Before Minneapolis cop Derek Chauvin was convicted of second degree murder in Floyd’s murder on May 25, 2020, Triplett said he had several conversations with Kobe. Chauvin was sentenced to 22.5 years on Friday.
“We have discussed this quite regularly,” Triplett said of the Chauvin affair. “It doesn’t interest him much. It interested me very much when I spoke to him and said to him, “If you are stopped by the police, you have to do this, this and that. I have three other children and this conversation was completely different with them than with him. I thought, “This is where patent injustice comes in. “
“When people talk about systemic racism or systemic inequality… it’s something that’s really hard for me to visualize and understand because I’ve never been confronted with it. When I have this conversation with him, I just have a little idea of what it might look like. I think this is the first step, everyone understands what these people are sometimes faced with.
Triplett said Kobe got the message. The Triplets also participated in relationship training through D2C.
D2C has a partnership with the Miami Heat, trains Patrollers from Miami, the sponsor of the Heat, and is involved in other professional sports.
“They have an agreement with Joe Gibbs Racing and they train the organization there. They do stuff with the NHL, ”said Triplett. “The NHL is like golf, there aren’t a lot of racial issues in these sports because they’re so white, for lack of a better term, there’s not a lot of diversity.

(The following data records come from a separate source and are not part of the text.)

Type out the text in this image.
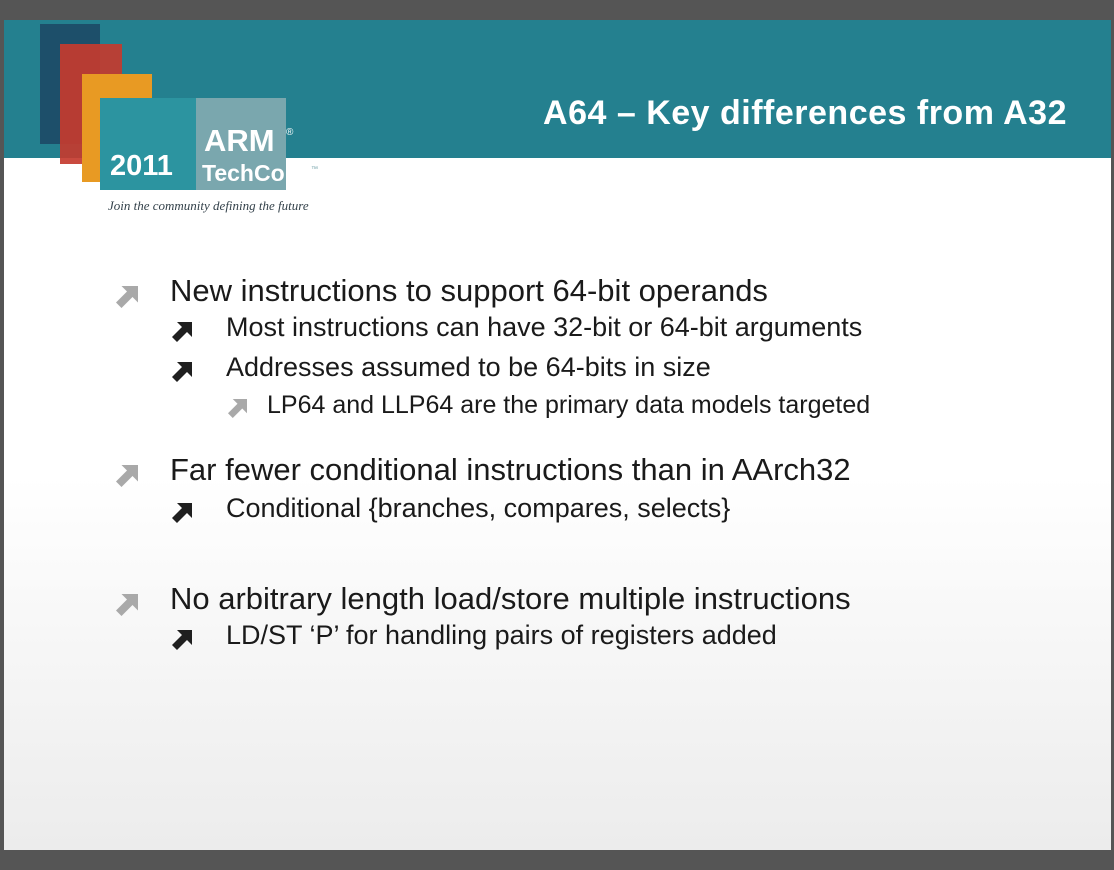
2011
ARM ®
TechCon ™
Join the community defining the future
A64 – Key differences from A32
New instructions to support 64-bit operands
Most instructions can have 32-bit or 64-bit arguments
Addresses assumed to be 64-bits in size
LP64 and LLP64 are the primary data models targeted
Far fewer conditional instructions than in AArch32
Conditional {branches, compares, selects}
No arbitrary length load/store multiple instructions
LD/ST ‘P’ for handling pairs of registers added
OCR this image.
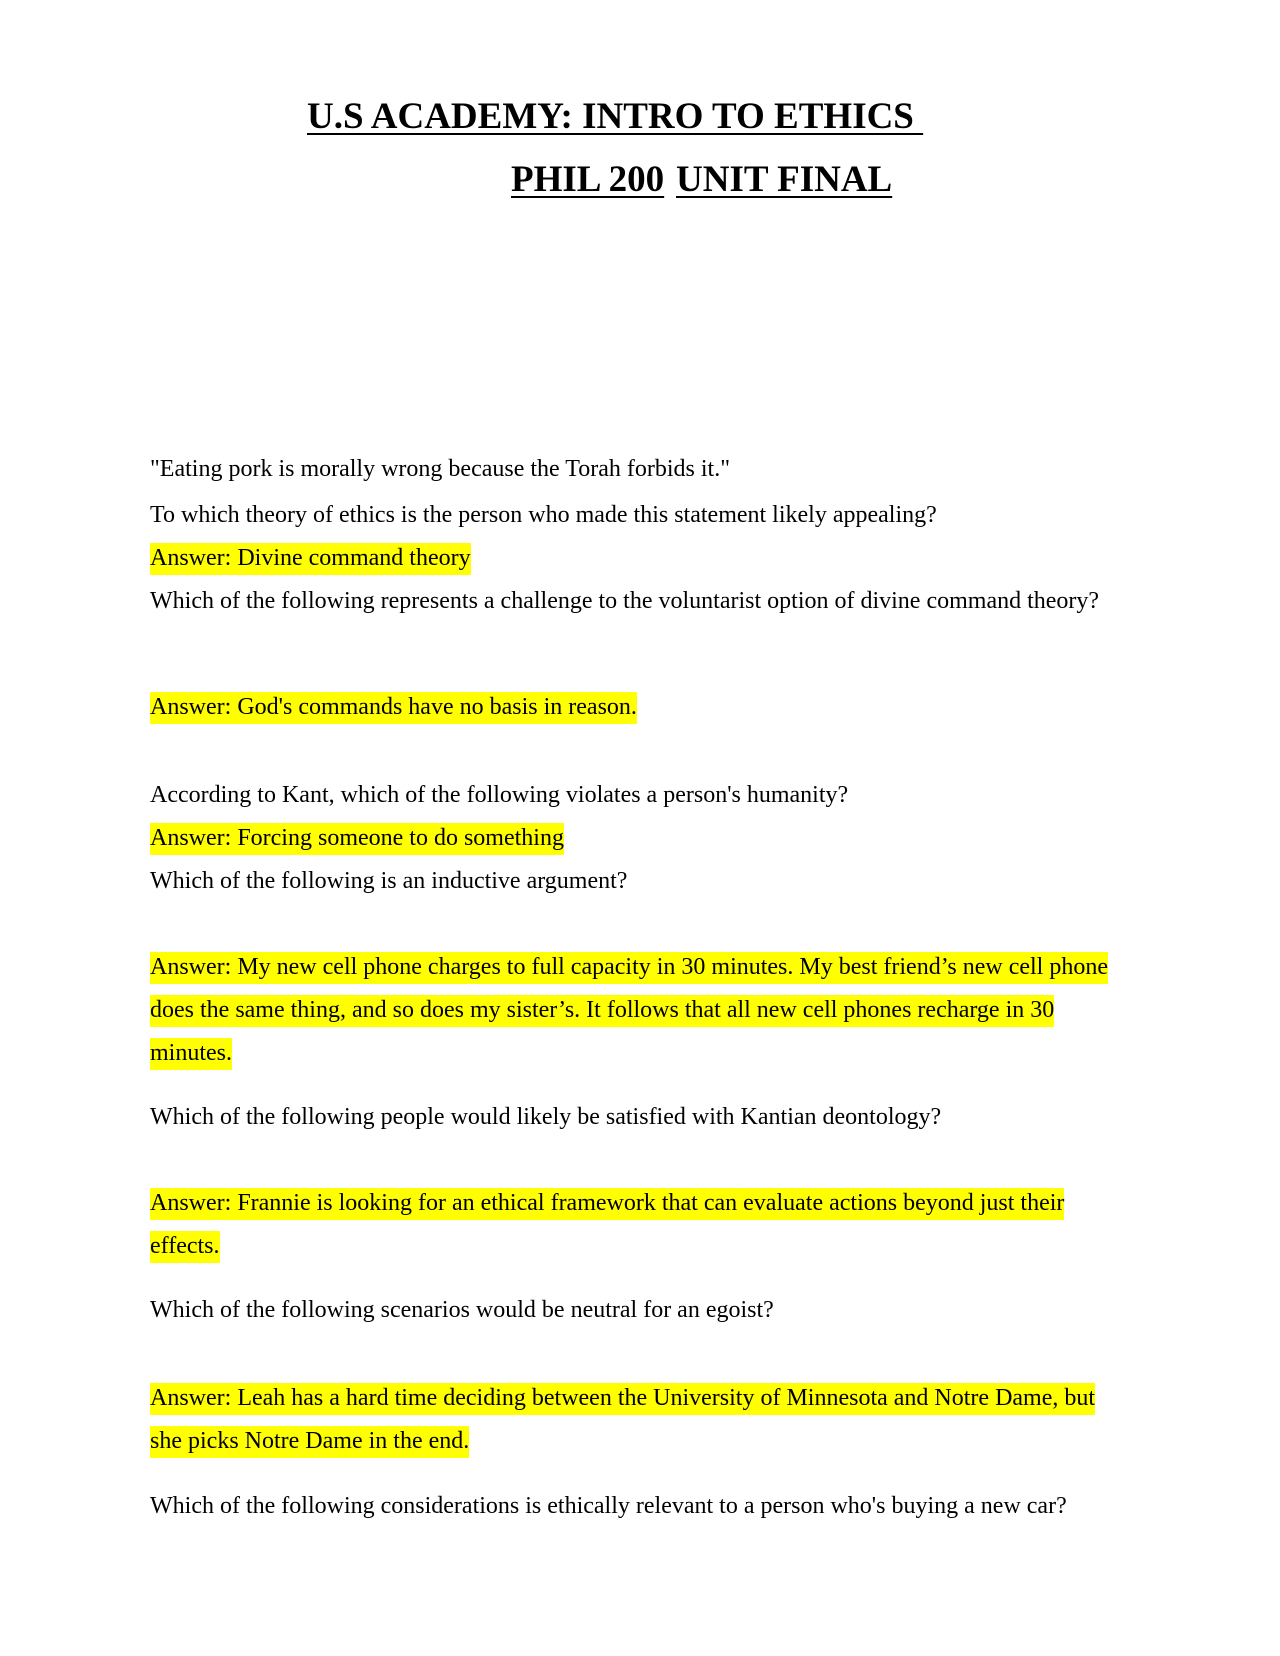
U.S ACADEMY: INTRO TO ETHICS
PHIL 200 UNIT FINAL

"Eating pork is morally wrong because the Torah forbids it."

To which theory of ethics is the person who made this statement likely appealing?

Answer: Divine command theory

Which of the following represents a challenge to the voluntarist option of divine command theory?

Answer: God's commands have no basis in reason.

According to Kant, which of the following violates a person's humanity?

Answer: Forcing someone to do something

Which of the following is an inductive argument?

Answer: My new cell phone charges to full capacity in 30 minutes. My best friend’s new cell phone does the same thing, and so does my sister’s. It follows that all new cell phones recharge in 30 minutes.

Which of the following people would likely be satisfied with Kantian deontology?

Answer: Frannie is looking for an ethical framework that can evaluate actions beyond just their effects.

Which of the following scenarios would be neutral for an egoist?

Answer: Leah has a hard time deciding between the University of Minnesota and Notre Dame, but she picks Notre Dame in the end.

Which of the following considerations is ethically relevant to a person who's buying a new car?
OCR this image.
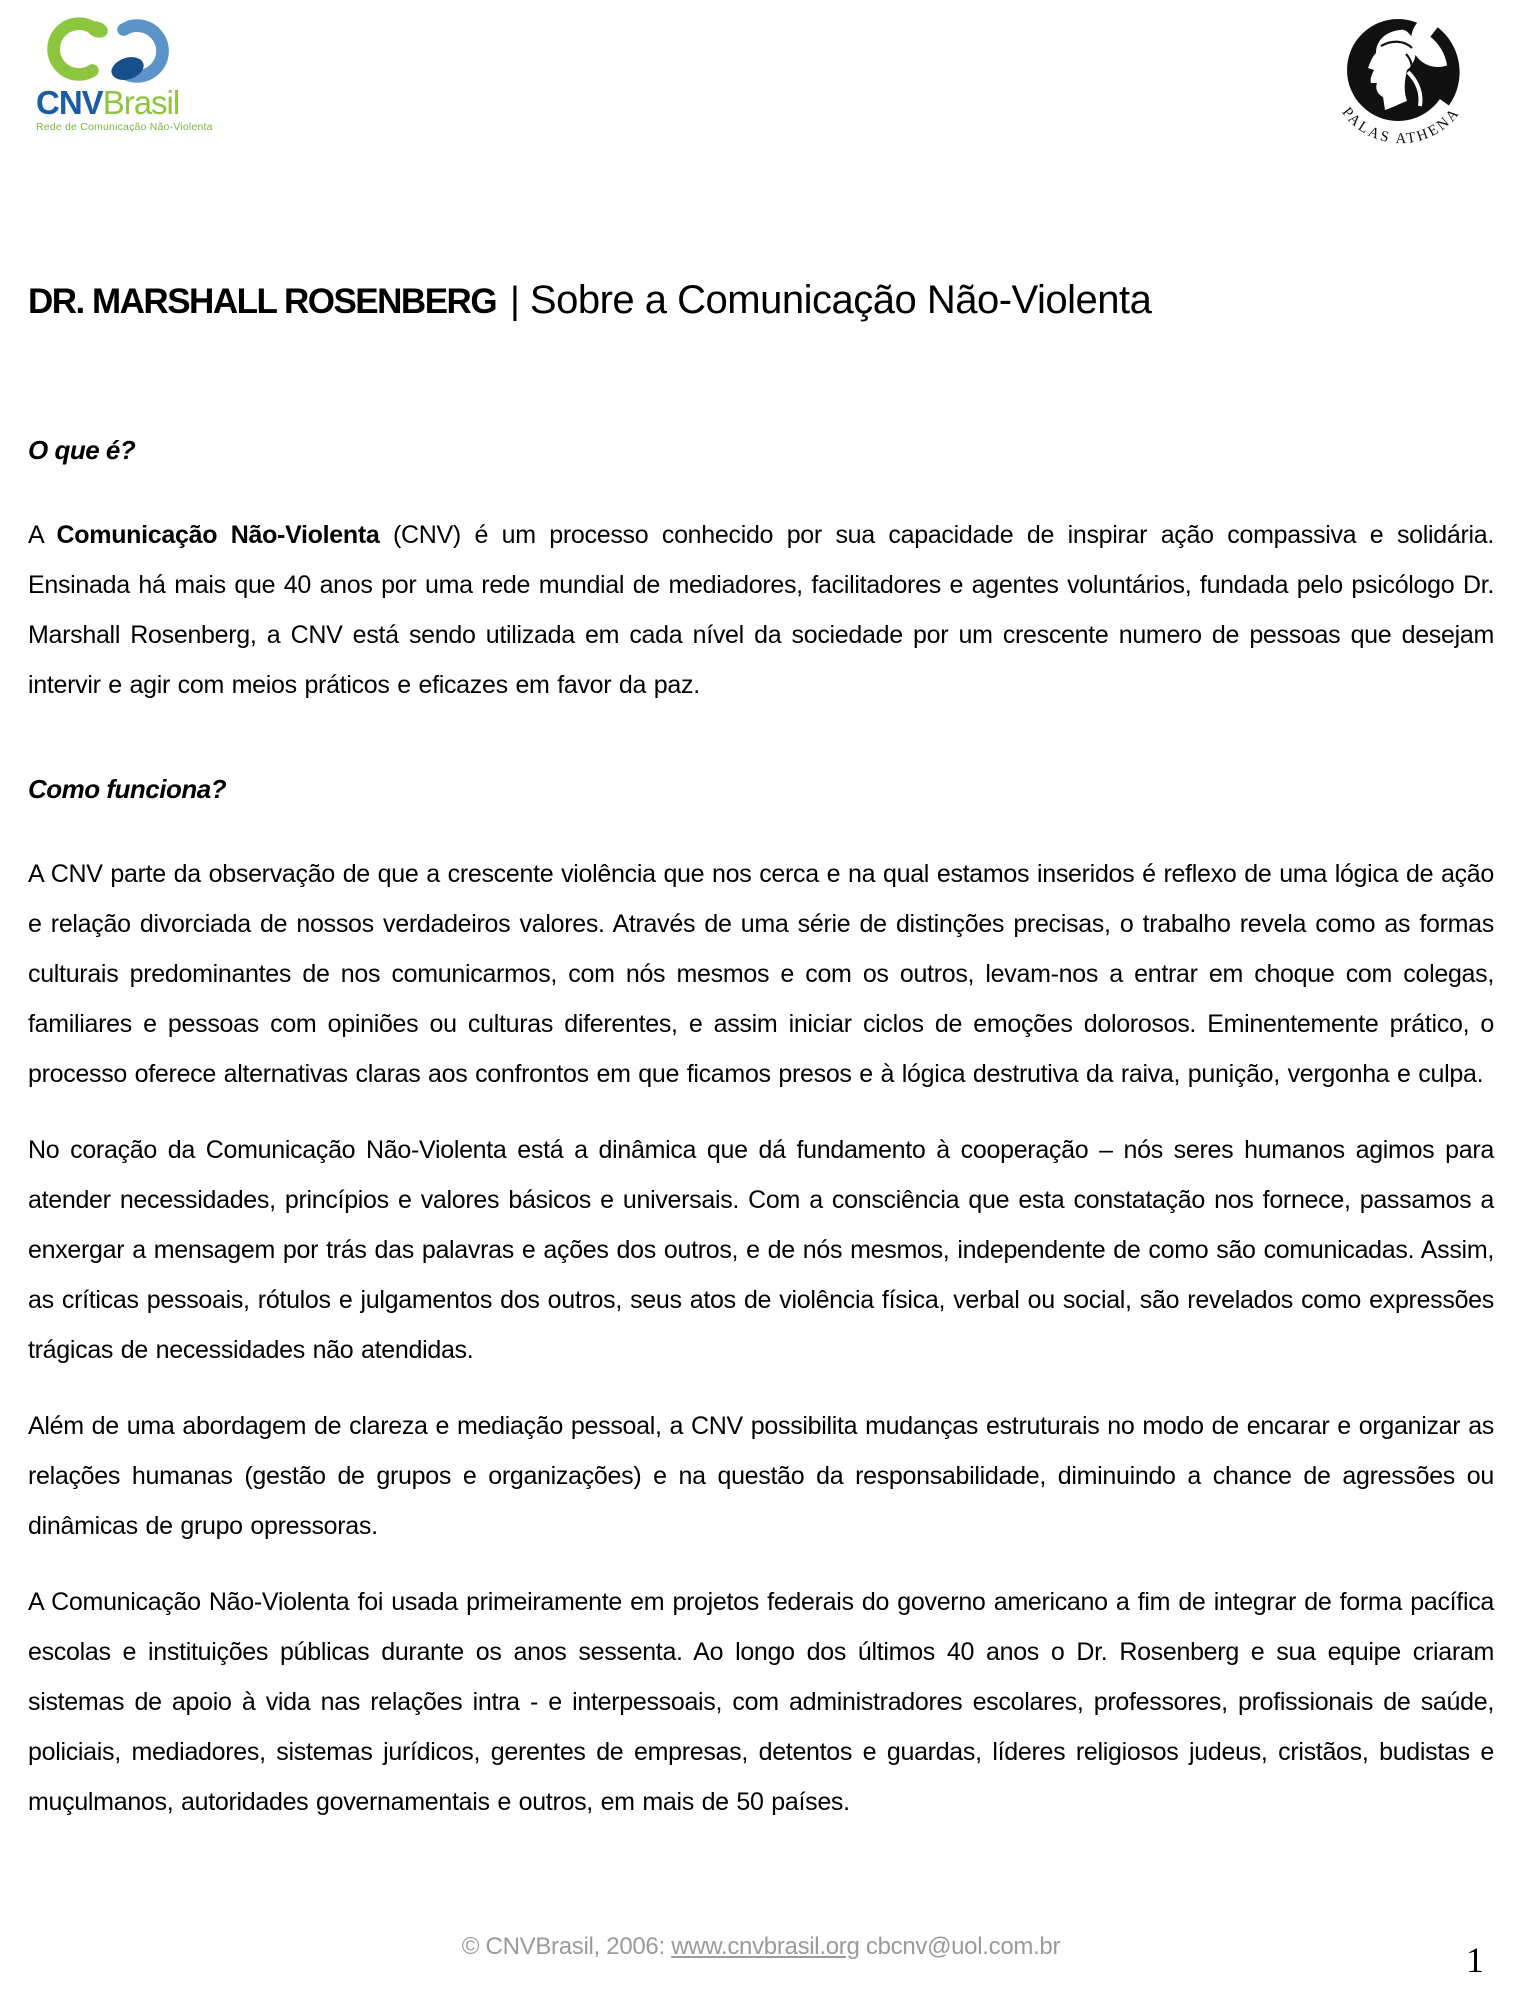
CNVBrasil
Rede de Comunicação Não-Violenta
PALAS ATHENA
DR. MARSHALL ROSENBERG | Sobre a Comunicação Não-Violenta
O que é?

A Comunicação Não-Violenta (CNV) é um processo conhecido por sua capacidade de inspirar ação compassiva e solidária. Ensinada há mais que 40 anos por uma rede mundial de mediadores, facilitadores e agentes voluntários, fundada pelo psicólogo Dr. Marshall Rosenberg, a CNV está sendo utilizada em cada nível da sociedade por um crescente numero de pessoas que desejam intervir e agir com meios práticos e eficazes em favor da paz.

Como funciona?

A CNV parte da observação de que a crescente violência que nos cerca e na qual estamos inseridos é reflexo de uma lógica de ação e relação divorciada de nossos verdadeiros valores. Através de uma série de distinções precisas, o trabalho revela como as formas culturais predominantes de nos comunicarmos, com nós mesmos e com os outros, levam-nos a entrar em choque com colegas, familiares e pessoas com opiniões ou culturas diferentes, e assim iniciar ciclos de emoções dolorosos. Eminentemente prático, o processo oferece alternativas claras aos confrontos em que ficamos presos e à lógica destrutiva da raiva, punição, vergonha e culpa.

No coração da Comunicação Não-Violenta está a dinâmica que dá fundamento à cooperação – nós seres humanos agimos para atender necessidades, princípios e valores básicos e universais. Com a consciência que esta constatação nos fornece, passamos a enxergar a mensagem por trás das palavras e ações dos outros, e de nós mesmos, independente de como são comunicadas. Assim, as críticas pessoais, rótulos e julgamentos dos outros, seus atos de violência física, verbal ou social, são revelados como expressões trágicas de necessidades não atendidas.

Além de uma abordagem de clareza e mediação pessoal, a CNV possibilita mudanças estruturais no modo de encarar e organizar as relações humanas (gestão de grupos e organizações) e na questão da responsabilidade, diminuindo a chance de agressões ou dinâmicas de grupo opressoras.

A Comunicação Não-Violenta foi usada primeiramente em projetos federais do governo americano a fim de integrar de forma pacífica escolas e instituições públicas durante os anos sessenta. Ao longo dos últimos 40 anos o Dr. Rosenberg e sua equipe criaram sistemas de apoio à vida nas relações intra - e interpessoais, com administradores escolares, professores, profissionais de saúde, policiais, mediadores, sistemas jurídicos, gerentes de empresas, detentos e guardas, líderes religiosos judeus, cristãos, budistas e muçulmanos, autoridades governamentais e outros, em mais de 50 países.

© CNVBrasil, 2006: www.cnvbrasil.org cbcnv@uol.com.br	1
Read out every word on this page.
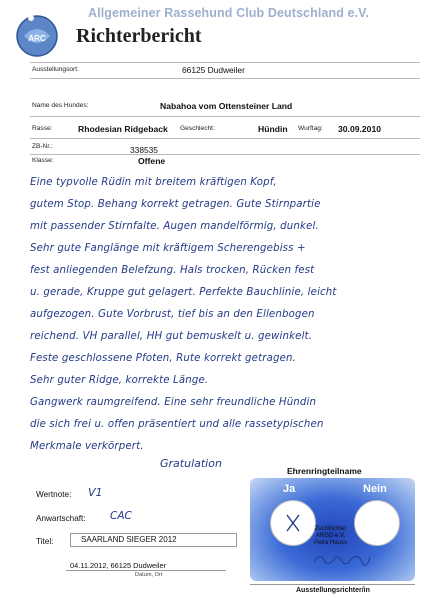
ARC
Allgemeiner Rassehund Club Deutschland e.V.
Richterbericht
Ausstellungsort:	66125 Dudweiler
Name des Hundes:	Nabahoa vom Ottensteiner Land
Rasse:	Rhodesian Ridgeback Geschlecht:	Hündin Wurftag: 30.09.2010
ZB-Nr.:	338535
Klasse:	Offene
Eine typvolle Rüdin mit breitem kräftigen Kopf,
gutem Stop. Behang korrekt getragen. Gute Stirnpartie
mit passender Stirnfalte. Augen mandelförmig, dunkel.
Sehr gute Fanglänge mit kräftigem Scherengebiss +
fest anliegenden Belefzung. Hals trocken, Rücken fest
u. gerade, Kruppe gut gelagert. Perfekte Bauchlinie, leicht
aufgezogen. Gute Vorbrust, tief bis an den Ellenbogen
reichend. VH parallel, HH gut bemuskelt u. gewinkelt.
Feste geschlossene Pfoten, Rute korrekt getragen.
Sehr guter Ridge, korrekte Länge.
Gangwerk raumgreifend. Eine sehr freundliche Hündin
die sich frei u. offen präsentiert und alle rassetypischen
Merkmale verkörpert.
Gratulation
Ehrenringteilname
Ja	Nein
Zuchtrichter
ARGD e.V.
Petra Hauss
Ausstellungsrichter/in
Wertnote: V1
Anwartschaft: CAC
Titel:	SAARLAND SIEGER 2012
04.11.2012, 66125 Dudweiler
Datum, Ort
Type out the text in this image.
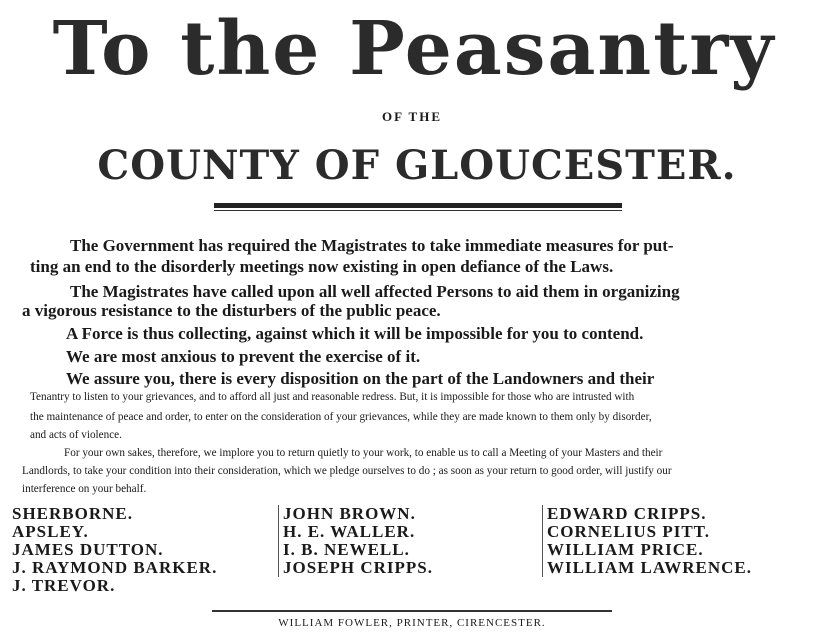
To the Peasantry
OF THE
COUNTY OF GLOUCESTER.
The Government has required the Magistrates to take immediate measures for put-
ting an end to the disorderly meetings now existing in open defiance of the Laws.
The Magistrates have called upon all well affected Persons to aid them in organizing
a vigorous resistance to the disturbers of the public peace.
A Force is thus collecting, against which it will be impossible for you to contend.
We are most anxious to prevent the exercise of it.
We assure you, there is every disposition on the part of the Landowners and their
Tenantry to listen to your grievances, and to afford all just and reasonable redress. But, it is impossible for those who are intrusted with
the maintenance of peace and order, to enter on the consideration of your grievances, while they are made known to them only by disorder,
and acts of violence.
For your own sakes, therefore, we implore you to return quietly to your work, to enable us to call a Meeting of your Masters and their
Landlords, to take your condition into their consideration, which we pledge ourselves to do ; as soon as your return to good order, will justify our
interference on your behalf.
SHERBORNE.
APSLEY.
JAMES DUTTON.
J. RAYMOND BARKER.
J. TREVOR.
JOHN BROWN.
H. E. WALLER.
I. B. NEWELL.
JOSEPH CRIPPS.
EDWARD CRIPPS.
CORNELIUS PITT.
WILLIAM PRICE.
WILLIAM LAWRENCE.
WILLIAM FOWLER, PRINTER, CIRENCESTER.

“Today, most sports that lack diversity want to create opportunities. It’s not an overnight process, but part of it starts with funding and finding ways for young people to watch a sport and instead of saying, “Oh, this is the white man’s game. “, They think:” Here is this APGA “, [a non-profit tour to prepare African-American and minority golfers] or ‘I can go to school at an HBCU.’ There is a way to participate in sport.
Triplett sees progress in this regard.
“Phil Mickelson has made a significant donation to the HBCU golf teams,” he said. “The PGA Tour tries to help minorities gain access to golf through the PGA Tour. Billy Horschel also sponsored a tournament for the APGA. Access to health care, access to economic opportunities, all of those things.
“Golf does a great job contributing to the community. Perhaps we have not always done a great job in the area of social justice. I don’t see any reason why we can’t.